In June 2010, my wife Gaby was diagnosed with breast cancer. She was 35 years old.
It was a sunny, summer day in Denver. I was sitting in mass. Right after she found the lump and went for a biopsy, I began attending mass daily. I was working in downtown Denver, and the church was a couple of blocks from my building. Our prayer activity went into high gear, as it usually does when we’re faced with potentially bad news.
I think I was listening to the homily when I felt my phone vibrate in my pocket. The butterflies in my stomach sprang to life as I stood up and rushed out the back of the church. I was expecting her to call at any time with the biopsy results. I answered just as I pushed the door to go outside. I knew as soon as I heard Gaby’s voice that our prayers were not answered; or at least, not in the way we wanted them to be answered.
I remember bits and pieces of the next few hours. I remember getting on the train to go back toward our house. I remember calling my parents. I remember starting to cry with my dad on the phone. And, I remember his words, “It’s ok, it’s not the end of the world.” Though his words may seem insensitive as I write them on the page, they were actually very comforting and reassuring. Dad would never lie to me.

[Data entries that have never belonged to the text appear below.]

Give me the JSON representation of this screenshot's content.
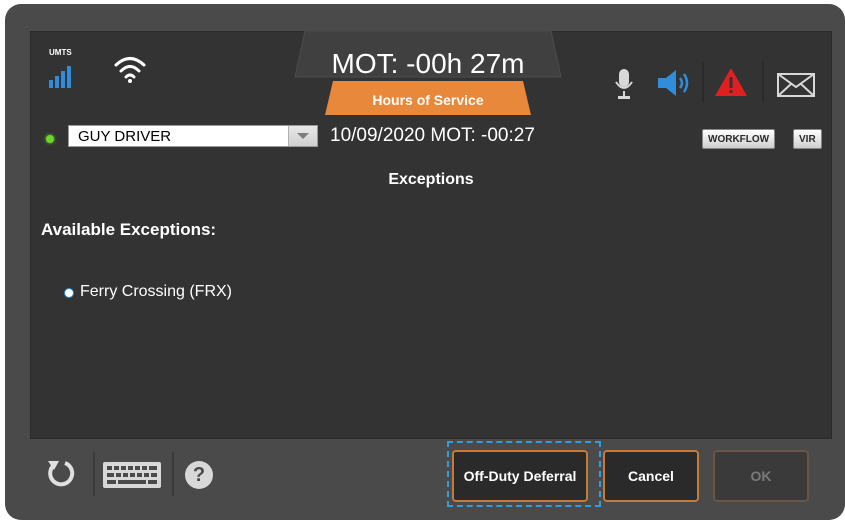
{
  "header": {
    "network_label": "UMTS",
    "mot_title": "MOT: -00h 27m",
    "hos_label": "Hours of Service",
    "icons": [
      "signal-bars-icon",
      "wifi-icon",
      "microphone-icon",
      "speaker-icon",
      "alert-icon",
      "mail-icon"
    ],
    "colors": {
      "accent_blue": "#2f8ddb",
      "hos_orange": "#e8883a",
      "alert_red": "#e02020"
    }
  },
  "driver_bar": {
    "driver": "GUY DRIVER",
    "datetime": "10/09/2020  MOT: -00:27",
    "workflow_label": "WORKFLOW",
    "vir_label": "VIR"
  },
  "page": {
    "title": "Exceptions",
    "available_label": "Available Exceptions:",
    "options": [
      {
        "label": "Ferry Crossing (FRX)"
      }
    ]
  },
  "footer": {
    "icons": [
      "refresh-icon",
      "keyboard-icon",
      "help-icon"
    ],
    "help_glyph": "?",
    "buttons": {
      "off_duty_deferral": "Off-Duty Deferral",
      "cancel": "Cancel",
      "ok": "OK"
    },
    "colors": {
      "button_border": "#c57a3a",
      "focus_ring": "#2f9de0"
    }
  }
}
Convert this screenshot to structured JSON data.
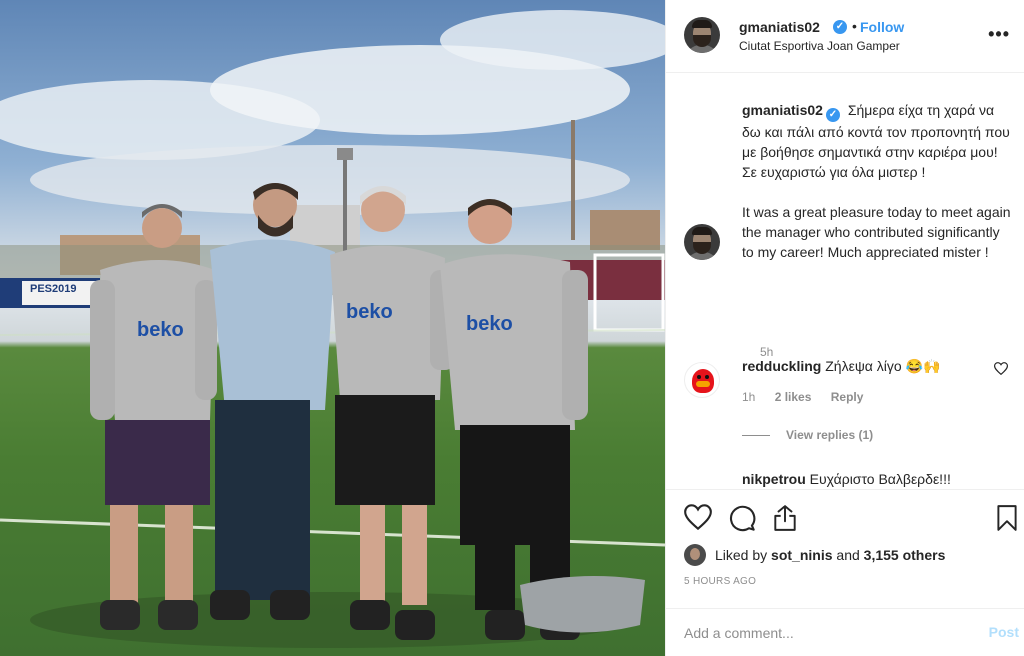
{
  "photo": {
    "alt_icon": "instagram-photo",
    "banner_text": "PES2019",
    "shirt_sponsor": "beko"
  },
  "post": {
    "username": "gmaniatis02",
    "verified_icon": "verified-badge-icon",
    "dot": "•",
    "follow_label": "Follow",
    "location": "Ciutat Esportiva Joan Gamper",
    "more_icon": "•••"
  },
  "caption": {
    "username": "gmaniatis02",
    "text_el": "Σήμερα είχα τη χαρά να δω και πάλι από κοντά τον προπονητή που με βοήθησε σημαντικά στην καριέρα μου! Σε ευχαριστώ για όλα μιστερ !",
    "text_en": "It was a great pleasure today to meet again the manager who contributed significantly to my career! Much appreciated mister !",
    "time": "5h"
  },
  "comments": [
    {
      "username": "redduckling",
      "text": "Ζήλεψα λίγο 😂🙌",
      "time": "1h",
      "likes": "2 likes",
      "reply_label": "Reply",
      "view_replies": "View replies (1)"
    },
    {
      "username": "nikpetrou",
      "text": "Ευχάριστο Βαλβερδε!!!"
    }
  ],
  "likes": {
    "prefix": "Liked by ",
    "user": "sot_ninis",
    "middle": " and ",
    "count": "3,155 others"
  },
  "timestamp": "5 HOURS AGO",
  "add_comment": {
    "placeholder": "Add a comment...",
    "post_label": "Post"
  },
  "colors": {
    "accent": "#3897f0",
    "post_disabled": "#b2dffc",
    "muted": "#8e8e8e"
  }
}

I didn’t realize it at the time, but now I know he was right. My mom is a breast cancer survivor, so my dad knew where of he spoke.
It wasn’t the end of our world.
The end would come two years later, in July of 2012, when our then 17-month old daughter, Adriana, was diagnosed with Spinal Muscular Atrophy, Type II. She had not yet walked. She was crawling and cruising around furniture, but she started to struggle with even that. Initially, we simply told ourselves that she was slow in that area and would walk any day now.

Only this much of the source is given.